Alors patriotisme et libéralisme sont-ils compatibles ? Tout dépend bien sûr, ce qu’on entend par libéralisme. S’il s’agit de libéralisme intelligent, évidemment oui. Napoléon III et de Gaulle pratiquèrent quand il le fallait une politique économique libérale, par exemple quand l’Empereur signa un traité de commerce avec l’Angleterre en 1863 ou quand le Général accepta en 1962 l’extension du Marché commun aux produits agricoles. Il ne s’agit pas de faire preuve de dogmatisme en matière économique. Il s’agit en fait de faire du libéralisme ou du socialisme selon ce que commande l’intérêt national dans tel ou tel secteur. Mais s’il s’agit de pratiquer un libéralisme idéologique et ultra, comme ce à quoi on assiste aujourd’hui, alors évidemment on s’inscrit selon moi en contradiction avec le patriotisme, ou plus exactement, si l’on se veut et se prétend patriote, on n’est pas un patriote conséquent.

 

Pierre-Yves Rougeyron. – Peut-on encore parler, selon vous, de la mission éternelle de la France ?

Raphaël Dargent. – Pas tant de « mission » éternelle que de « message » éternel. La France a longtemps eu une vocation universelle, « fille aînée de l’Eglise » puis patrie de la liberté, « patrie des droits de l’Homme ». La France n’est plus « la fille aînée de l’Eglise » ; sur le plan des droits de l’Homme et de la liberté, les Etats-Unis nous ont malheureusement remplacés depuis quelques décennies aux yeux du monde. A tort selon moi et avec les résultats que l’on sait : ceux d’un impérialisme qui ne dit pas son nom. Peut-on alors rester – ou redevenir – une nation qui porte un message universaliste ? De Gaulle avait bien compris que là était la vocation de la France. Il défendit, je l’ai dit, l’idée d’une France porteuse du droit des peuples à disposer d’eux-mêmes. Mais, on le sait aujourd’hui, défendre le droit des peuples à disposer d’eux-mêmes, partout et tout le temps, n’est pas nécessairement la meilleure politique qui soit. Le séparatisme qui en découle confine souvent au ridicule et provoque bien des conflits dont l’Europe n’a pas fini de souffrir. Défendre ensuite la paix dans le monde, pratiquer une politique « humaniste » est sans doute tout à fait souhaitable mais la politique n’est malheureusement pas une chose aussi simple.

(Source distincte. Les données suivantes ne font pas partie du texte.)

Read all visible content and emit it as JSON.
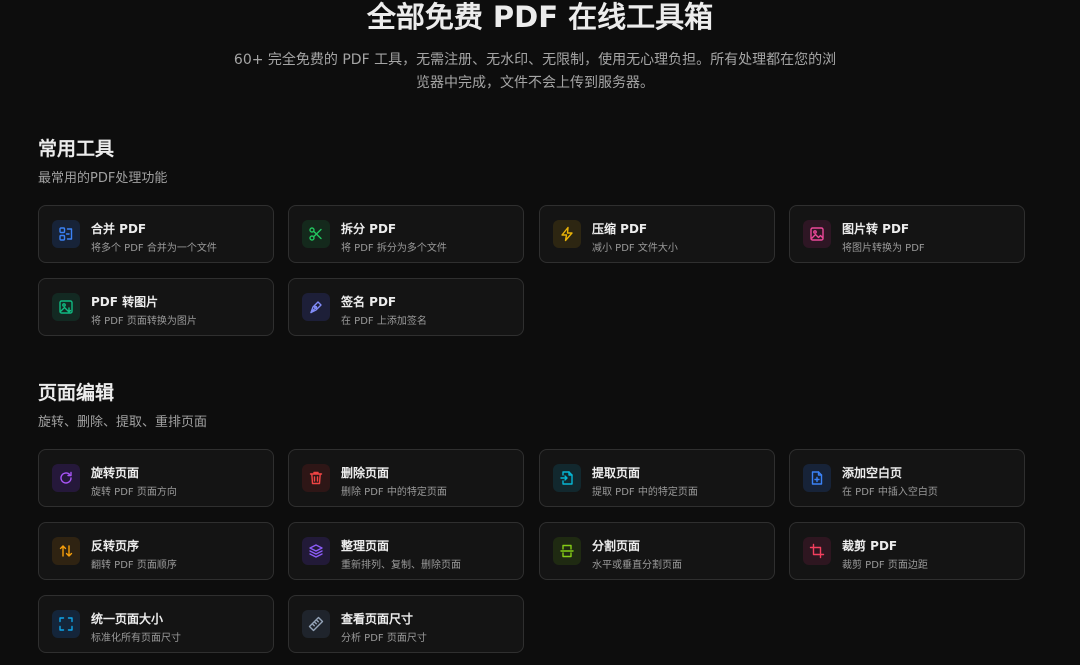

Les intérêts sont parfois autres que ceux de la paix. Là aussi, il faut faire preuve de pragmatisme. Regardez ce qui s’est produit dernièrement au sujet des Jeux Olympiques en Chine. Le même Nicolas Sarkozy qui, lors de sa campagne présidentielle, avait promis une rupture dans la politique étrangère de la France, mettant l’accent sur le souci des droits de l’Homme et le bannissement des dictatures, a depuis son élection reçu Chavez, Khadafi, el-Assad, et est allé en Chine. Etait-ce l’intérêt de la France ? Peut-être. La France doit-elle privilégier le Tibet, au nom de son message universel, ou la Chine au nom de ses intérêts économiques ? Pas simple de répondre. De Gaulle lui même n’ignorait pas la realpolitik ; les bons sentiments ne font pas toujours une bonne politique.

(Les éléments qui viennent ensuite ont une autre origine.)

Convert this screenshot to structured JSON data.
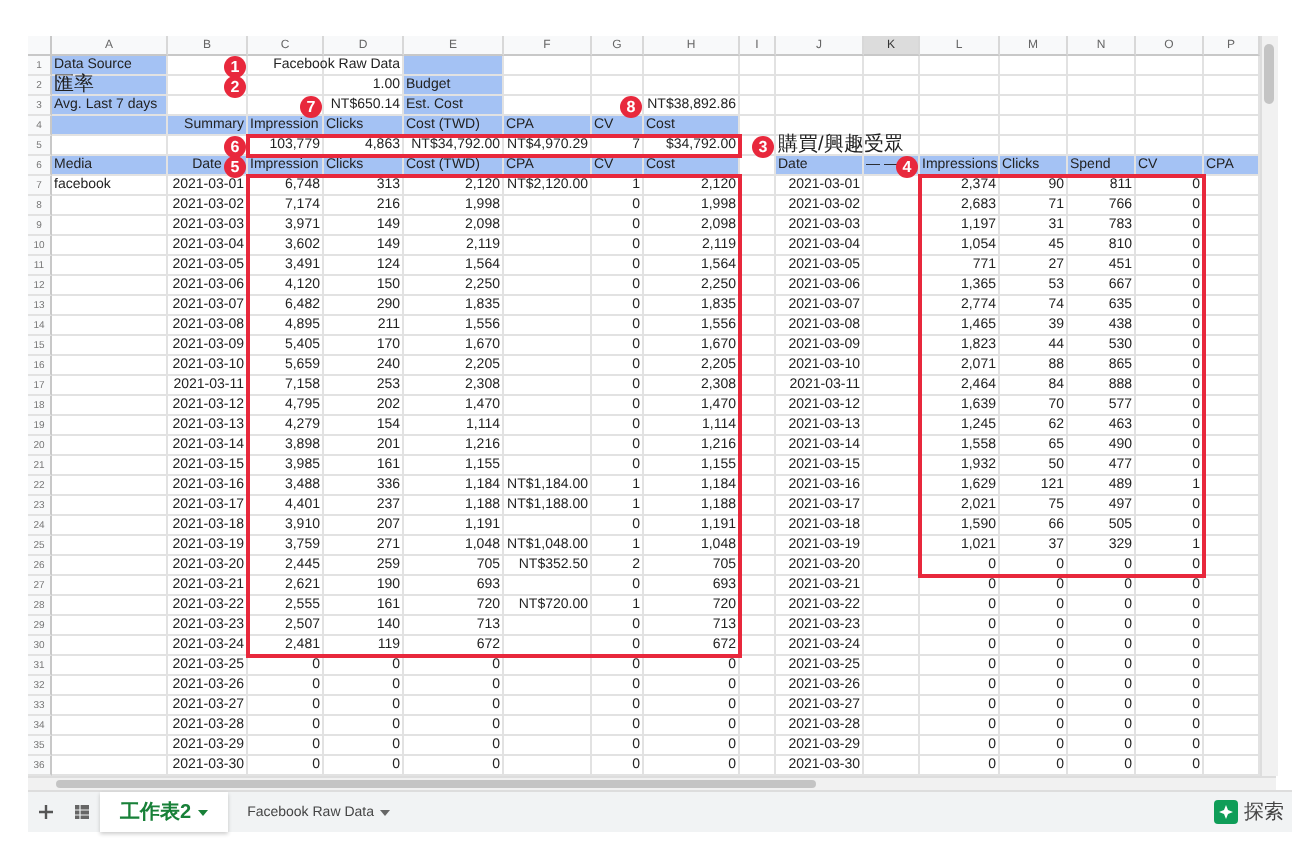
{
  "columns": [
    {
      "label": "A",
      "selected": false
    },
    {
      "label": "B",
      "selected": false
    },
    {
      "label": "C",
      "selected": false
    },
    {
      "label": "D",
      "selected": false
    },
    {
      "label": "E",
      "selected": false
    },
    {
      "label": "F",
      "selected": false
    },
    {
      "label": "G",
      "selected": false
    },
    {
      "label": "H",
      "selected": false
    },
    {
      "label": "I",
      "selected": false
    },
    {
      "label": "J",
      "selected": false
    },
    {
      "label": "K",
      "selected": true
    },
    {
      "label": "L",
      "selected": false
    },
    {
      "label": "M",
      "selected": false
    },
    {
      "label": "N",
      "selected": false
    },
    {
      "label": "O",
      "selected": false
    },
    {
      "label": "P",
      "selected": false
    }
  ],
  "rows": [
    {
      "number": "1",
      "kind": "label",
      "cells": {
        "A": "Data Source",
        "D": "Facebook Raw Data"
      }
    },
    {
      "number": "2",
      "kind": "label",
      "cells": {
        "A": "匯率",
        "D": "1.00",
        "E": "Budget"
      }
    },
    {
      "number": "3",
      "kind": "label",
      "cells": {
        "A": "Avg. Last 7 days",
        "D": "NT$650.14",
        "E": "Est. Cost",
        "H": "NT$38,892.86"
      }
    },
    {
      "number": "4",
      "kind": "summary",
      "cells": {
        "B": "Summary",
        "C": "Impression",
        "D": "Clicks",
        "E": "Cost (TWD)",
        "F": "CPA",
        "G": "CV",
        "H": "Cost"
      }
    },
    {
      "number": "5",
      "kind": "totals",
      "cells": {
        "C": "103,779",
        "D": "4,863",
        "E": "NT$34,792.00",
        "F": "NT$4,970.29",
        "G": "7",
        "H": "$34,792.00",
        "J": "購買/興趣受眾"
      }
    },
    {
      "number": "6",
      "kind": "header",
      "cells": {
        "A": "Media",
        "B": "Date",
        "C": "Impression",
        "D": "Clicks",
        "E": "Cost (TWD)",
        "F": "CPA",
        "G": "CV",
        "H": "Cost",
        "J": "Date",
        "K": "— —",
        "L": "Impressions",
        "M": "Clicks",
        "N": "Spend",
        "O": "CV",
        "P": "CPA"
      }
    },
    {
      "number": "7",
      "kind": "data",
      "cells": {
        "A": "facebook",
        "B": "2021-03-01",
        "C": "6,748",
        "D": "313",
        "E": "2,120",
        "F": "NT$2,120.00",
        "G": "1",
        "H": "2,120",
        "J": "2021-03-01",
        "L": "2,374",
        "M": "90",
        "N": "811",
        "O": "0"
      }
    },
    {
      "number": "8",
      "kind": "data",
      "cells": {
        "B": "2021-03-02",
        "C": "7,174",
        "D": "216",
        "E": "1,998",
        "G": "0",
        "H": "1,998",
        "J": "2021-03-02",
        "L": "2,683",
        "M": "71",
        "N": "766",
        "O": "0"
      }
    },
    {
      "number": "9",
      "kind": "data",
      "cells": {
        "B": "2021-03-03",
        "C": "3,971",
        "D": "149",
        "E": "2,098",
        "G": "0",
        "H": "2,098",
        "J": "2021-03-03",
        "L": "1,197",
        "M": "31",
        "N": "783",
        "O": "0"
      }
    },
    {
      "number": "10",
      "kind": "data",
      "cells": {
        "B": "2021-03-04",
        "C": "3,602",
        "D": "149",
        "E": "2,119",
        "G": "0",
        "H": "2,119",
        "J": "2021-03-04",
        "L": "1,054",
        "M": "45",
        "N": "810",
        "O": "0"
      }
    },
    {
      "number": "11",
      "kind": "data",
      "cells": {
        "B": "2021-03-05",
        "C": "3,491",
        "D": "124",
        "E": "1,564",
        "G": "0",
        "H": "1,564",
        "J": "2021-03-05",
        "L": "771",
        "M": "27",
        "N": "451",
        "O": "0"
      }
    },
    {
      "number": "12",
      "kind": "data",
      "cells": {
        "B": "2021-03-06",
        "C": "4,120",
        "D": "150",
        "E": "2,250",
        "G": "0",
        "H": "2,250",
        "J": "2021-03-06",
        "L": "1,365",
        "M": "53",
        "N": "667",
        "O": "0"
      }
    },
    {
      "number": "13",
      "kind": "data",
      "cells": {
        "B": "2021-03-07",
        "C": "6,482",
        "D": "290",
        "E": "1,835",
        "G": "0",
        "H": "1,835",
        "J": "2021-03-07",
        "L": "2,774",
        "M": "74",
        "N": "635",
        "O": "0"
      }
    },
    {
      "number": "14",
      "kind": "data",
      "cells": {
        "B": "2021-03-08",
        "C": "4,895",
        "D": "211",
        "E": "1,556",
        "G": "0",
        "H": "1,556",
        "J": "2021-03-08",
        "L": "1,465",
        "M": "39",
        "N": "438",
        "O": "0"
      }
    },
    {
      "number": "15",
      "kind": "data",
      "cells": {
        "B": "2021-03-09",
        "C": "5,405",
        "D": "170",
        "E": "1,670",
        "G": "0",
        "H": "1,670",
        "J": "2021-03-09",
        "L": "1,823",
        "M": "44",
        "N": "530",
        "O": "0"
      }
    },
    {
      "number": "16",
      "kind": "data",
      "cells": {
        "B": "2021-03-10",
        "C": "5,659",
        "D": "240",
        "E": "2,205",
        "G": "0",
        "H": "2,205",
        "J": "2021-03-10",
        "L": "2,071",
        "M": "88",
        "N": "865",
        "O": "0"
      }
    },
    {
      "number": "17",
      "kind": "data",
      "cells": {
        "B": "2021-03-11",
        "C": "7,158",
        "D": "253",
        "E": "2,308",
        "G": "0",
        "H": "2,308",
        "J": "2021-03-11",
        "L": "2,464",
        "M": "84",
        "N": "888",
        "O": "0"
      }
    },
    {
      "number": "18",
      "kind": "data",
      "cells": {
        "B": "2021-03-12",
        "C": "4,795",
        "D": "202",
        "E": "1,470",
        "G": "0",
        "H": "1,470",
        "J": "2021-03-12",
        "L": "1,639",
        "M": "70",
        "N": "577",
        "O": "0"
      }
    },
    {
      "number": "19",
      "kind": "data",
      "cells": {
        "B": "2021-03-13",
        "C": "4,279",
        "D": "154",
        "E": "1,114",
        "G": "0",
        "H": "1,114",
        "J": "2021-03-13",
        "L": "1,245",
        "M": "62",
        "N": "463",
        "O": "0"
      }
    },
    {
      "number": "20",
      "kind": "data",
      "cells": {
        "B": "2021-03-14",
        "C": "3,898",
        "D": "201",
        "E": "1,216",
        "G": "0",
        "H": "1,216",
        "J": "2021-03-14",
        "L": "1,558",
        "M": "65",
        "N": "490",
        "O": "0"
      }
    },
    {
      "number": "21",
      "kind": "data",
      "cells": {
        "B": "2021-03-15",
        "C": "3,985",
        "D": "161",
        "E": "1,155",
        "G": "0",
        "H": "1,155",
        "J": "2021-03-15",
        "L": "1,932",
        "M": "50",
        "N": "477",
        "O": "0"
      }
    },
    {
      "number": "22",
      "kind": "data",
      "cells": {
        "B": "2021-03-16",
        "C": "3,488",
        "D": "336",
        "E": "1,184",
        "F": "NT$1,184.00",
        "G": "1",
        "H": "1,184",
        "J": "2021-03-16",
        "L": "1,629",
        "M": "121",
        "N": "489",
        "O": "1"
      }
    },
    {
      "number": "23",
      "kind": "data",
      "cells": {
        "B": "2021-03-17",
        "C": "4,401",
        "D": "237",
        "E": "1,188",
        "F": "NT$1,188.00",
        "G": "1",
        "H": "1,188",
        "J": "2021-03-17",
        "L": "2,021",
        "M": "75",
        "N": "497",
        "O": "0"
      }
    },
    {
      "number": "24",
      "kind": "data",
      "cells": {
        "B": "2021-03-18",
        "C": "3,910",
        "D": "207",
        "E": "1,191",
        "G": "0",
        "H": "1,191",
        "J": "2021-03-18",
        "L": "1,590",
        "M": "66",
        "N": "505",
        "O": "0"
      }
    },
    {
      "number": "25",
      "kind": "data",
      "cells": {
        "B": "2021-03-19",
        "C": "3,759",
        "D": "271",
        "E": "1,048",
        "F": "NT$1,048.00",
        "G": "1",
        "H": "1,048",
        "J": "2021-03-19",
        "L": "1,021",
        "M": "37",
        "N": "329",
        "O": "1"
      }
    },
    {
      "number": "26",
      "kind": "data",
      "cells": {
        "B": "2021-03-20",
        "C": "2,445",
        "D": "259",
        "E": "705",
        "F": "NT$352.50",
        "G": "2",
        "H": "705",
        "J": "2021-03-20",
        "L": "0",
        "M": "0",
        "N": "0",
        "O": "0"
      }
    },
    {
      "number": "27",
      "kind": "data",
      "cells": {
        "B": "2021-03-21",
        "C": "2,621",
        "D": "190",
        "E": "693",
        "G": "0",
        "H": "693",
        "J": "2021-03-21",
        "L": "0",
        "M": "0",
        "N": "0",
        "O": "0"
      }
    },
    {
      "number": "28",
      "kind": "data",
      "cells": {
        "B": "2021-03-22",
        "C": "2,555",
        "D": "161",
        "E": "720",
        "F": "NT$720.00",
        "G": "1",
        "H": "720",
        "J": "2021-03-22",
        "L": "0",
        "M": "0",
        "N": "0",
        "O": "0"
      }
    },
    {
      "number": "29",
      "kind": "data",
      "cells": {
        "B": "2021-03-23",
        "C": "2,507",
        "D": "140",
        "E": "713",
        "G": "0",
        "H": "713",
        "J": "2021-03-23",
        "L": "0",
        "M": "0",
        "N": "0",
        "O": "0"
      }
    },
    {
      "number": "30",
      "kind": "data",
      "cells": {
        "B": "2021-03-24",
        "C": "2,481",
        "D": "119",
        "E": "672",
        "G": "0",
        "H": "672",
        "J": "2021-03-24",
        "L": "0",
        "M": "0",
        "N": "0",
        "O": "0"
      }
    },
    {
      "number": "31",
      "kind": "data",
      "cells": {
        "B": "2021-03-25",
        "C": "0",
        "D": "0",
        "E": "0",
        "G": "0",
        "H": "0",
        "J": "2021-03-25",
        "L": "0",
        "M": "0",
        "N": "0",
        "O": "0"
      }
    },
    {
      "number": "32",
      "kind": "data",
      "cells": {
        "B": "2021-03-26",
        "C": "0",
        "D": "0",
        "E": "0",
        "G": "0",
        "H": "0",
        "J": "2021-03-26",
        "L": "0",
        "M": "0",
        "N": "0",
        "O": "0"
      }
    },
    {
      "number": "33",
      "kind": "data",
      "cells": {
        "B": "2021-03-27",
        "C": "0",
        "D": "0",
        "E": "0",
        "G": "0",
        "H": "0",
        "J": "2021-03-27",
        "L": "0",
        "M": "0",
        "N": "0",
        "O": "0"
      }
    },
    {
      "number": "34",
      "kind": "data",
      "cells": {
        "B": "2021-03-28",
        "C": "0",
        "D": "0",
        "E": "0",
        "G": "0",
        "H": "0",
        "J": "2021-03-28",
        "L": "0",
        "M": "0",
        "N": "0",
        "O": "0"
      }
    },
    {
      "number": "35",
      "kind": "data",
      "cells": {
        "B": "2021-03-29",
        "C": "0",
        "D": "0",
        "E": "0",
        "G": "0",
        "H": "0",
        "J": "2021-03-29",
        "L": "0",
        "M": "0",
        "N": "0",
        "O": "0"
      }
    },
    {
      "number": "36",
      "kind": "data",
      "cells": {
        "B": "2021-03-30",
        "C": "0",
        "D": "0",
        "E": "0",
        "G": "0",
        "H": "0",
        "J": "2021-03-30",
        "L": "0",
        "M": "0",
        "N": "0",
        "O": "0"
      }
    }
  ],
  "annotations": {
    "markers": {
      "B1": "1",
      "B2": "2",
      "C3": "7",
      "G3": "8",
      "B5": "6",
      "I5": "3",
      "B6": "5",
      "K6": "4"
    },
    "frames": {
      "C5:H5": true,
      "C7:H30": true,
      "L7:O26": true
    }
  },
  "sheet_tabs": [
    {
      "label": "工作表2",
      "selected": true
    },
    {
      "label": "Facebook Raw Data",
      "selected": false
    }
  ],
  "explore_button": {
    "label": "探索"
  }
}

Quel peut être alors le message universel de la France d’aujourd’hui ? Défendre sans doute l’équilibre des puissances, faire respecter sûrement la diversité des cultures, et peut-être bien promouvoir, contre l’argent-roi et les dégâts sociaux et écologiques qu’il provoque, un modèle de développement respectueux de l’Homme et de la Nature.

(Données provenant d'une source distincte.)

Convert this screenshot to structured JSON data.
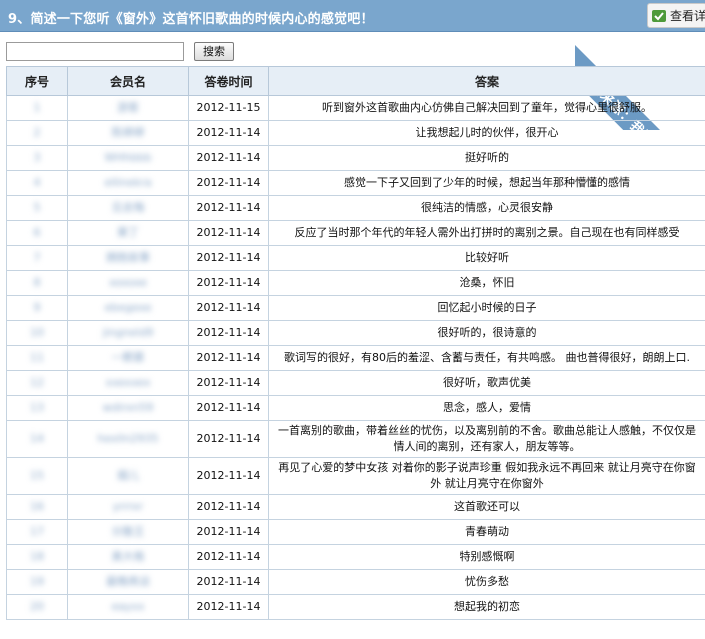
{
  "header": {
    "title": "9、简述一下您听《窗外》这首怀旧歌曲的时候内心的感觉吧！",
    "view_button_label": "查看详",
    "ribbon_text": "数据来源：我要调查网"
  },
  "search": {
    "input_value": "",
    "button_label": "搜索"
  },
  "table": {
    "columns": [
      "序号",
      "会员名",
      "答卷时间",
      "答案"
    ],
    "rows": [
      {
        "idx": "1",
        "member": "游客",
        "time": "2012-11-15",
        "answer": "听到窗外这首歌曲内心仿佛自己解决回到了童年，觉得心里很舒服。"
      },
      {
        "idx": "2",
        "member": "陈婷婷",
        "time": "2012-11-14",
        "answer": "让我想起儿时的伙伴，很开心"
      },
      {
        "idx": "3",
        "member": "WHhbbb",
        "time": "2012-11-14",
        "answer": "挺好听的"
      },
      {
        "idx": "4",
        "member": "ellinekra",
        "time": "2012-11-14",
        "answer": "感觉一下子又回到了少年的时候，想起当年那种懵懂的感情"
      },
      {
        "idx": "5",
        "member": "见去悔",
        "time": "2012-11-14",
        "answer": "很纯洁的情感，心灵很安静"
      },
      {
        "idx": "6",
        "member": "果丁",
        "time": "2012-11-14",
        "answer": "反应了当时那个年代的年轻人需外出打拼时的离别之景。自己现在也有同样感受"
      },
      {
        "idx": "7",
        "member": "拥抱故事",
        "time": "2012-11-14",
        "answer": "比较好听"
      },
      {
        "idx": "8",
        "member": "xoxoxe",
        "time": "2012-11-14",
        "answer": "沧桑，怀旧"
      },
      {
        "idx": "9",
        "member": "ebegexe",
        "time": "2012-11-14",
        "answer": "回忆起小时候的日子"
      },
      {
        "idx": "10",
        "member": "jingneld9",
        "time": "2012-11-14",
        "answer": "很好听的，很诗意的"
      },
      {
        "idx": "11",
        "member": "一颗慕",
        "time": "2012-11-14",
        "answer": "歌词写的很好，有80后的羞涩、含蓄与责任，有共鸣感。 曲也普得很好，朗朗上口."
      },
      {
        "idx": "12",
        "member": "xxexxex",
        "time": "2012-11-14",
        "answer": "很好听，歌声优美"
      },
      {
        "idx": "13",
        "member": "wdirxn59",
        "time": "2012-11-14",
        "answer": "思念，感人，爱情"
      },
      {
        "idx": "14",
        "member": "hexlln2935",
        "time": "2012-11-14",
        "answer": "一首离别的歌曲，带着丝丝的忧伤，以及离别前的不舍。歌曲总能让人感触，不仅仅是情人间的离别，还有家人，朋友等等。"
      },
      {
        "idx": "15",
        "member": "烟儿",
        "time": "2012-11-14",
        "answer": "再见了心爱的梦中女孩 对着你的影子说声珍重 假如我永远不再回来 就让月亮守在你窗外 就让月亮守在你窗外"
      },
      {
        "idx": "16",
        "member": "yrrrxr",
        "time": "2012-11-14",
        "answer": "这首歌还可以"
      },
      {
        "idx": "17",
        "member": "分散王",
        "time": "2012-11-14",
        "answer": "青春萌动"
      },
      {
        "idx": "18",
        "member": "美大格",
        "time": "2012-11-14",
        "answer": "特别感慨啊"
      },
      {
        "idx": "19",
        "member": "最晚再谈",
        "time": "2012-11-14",
        "answer": "忧伤多愁"
      },
      {
        "idx": "20",
        "member": "eayxx",
        "time": "2012-11-14",
        "answer": "想起我的初恋"
      }
    ]
  }
}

Mais pour cela, encore faut-il que la France soit assurée d’elle-même, qu’elle sache à nouveau qui elle est fondamentalement, en un mot qu’elle se reconnaisse. La France n’aura de message et de rayonnement universels que si elle s’aime et se connaît elle-même. D’où l’importance, n’est-ce pas, de servir l’idée nationale.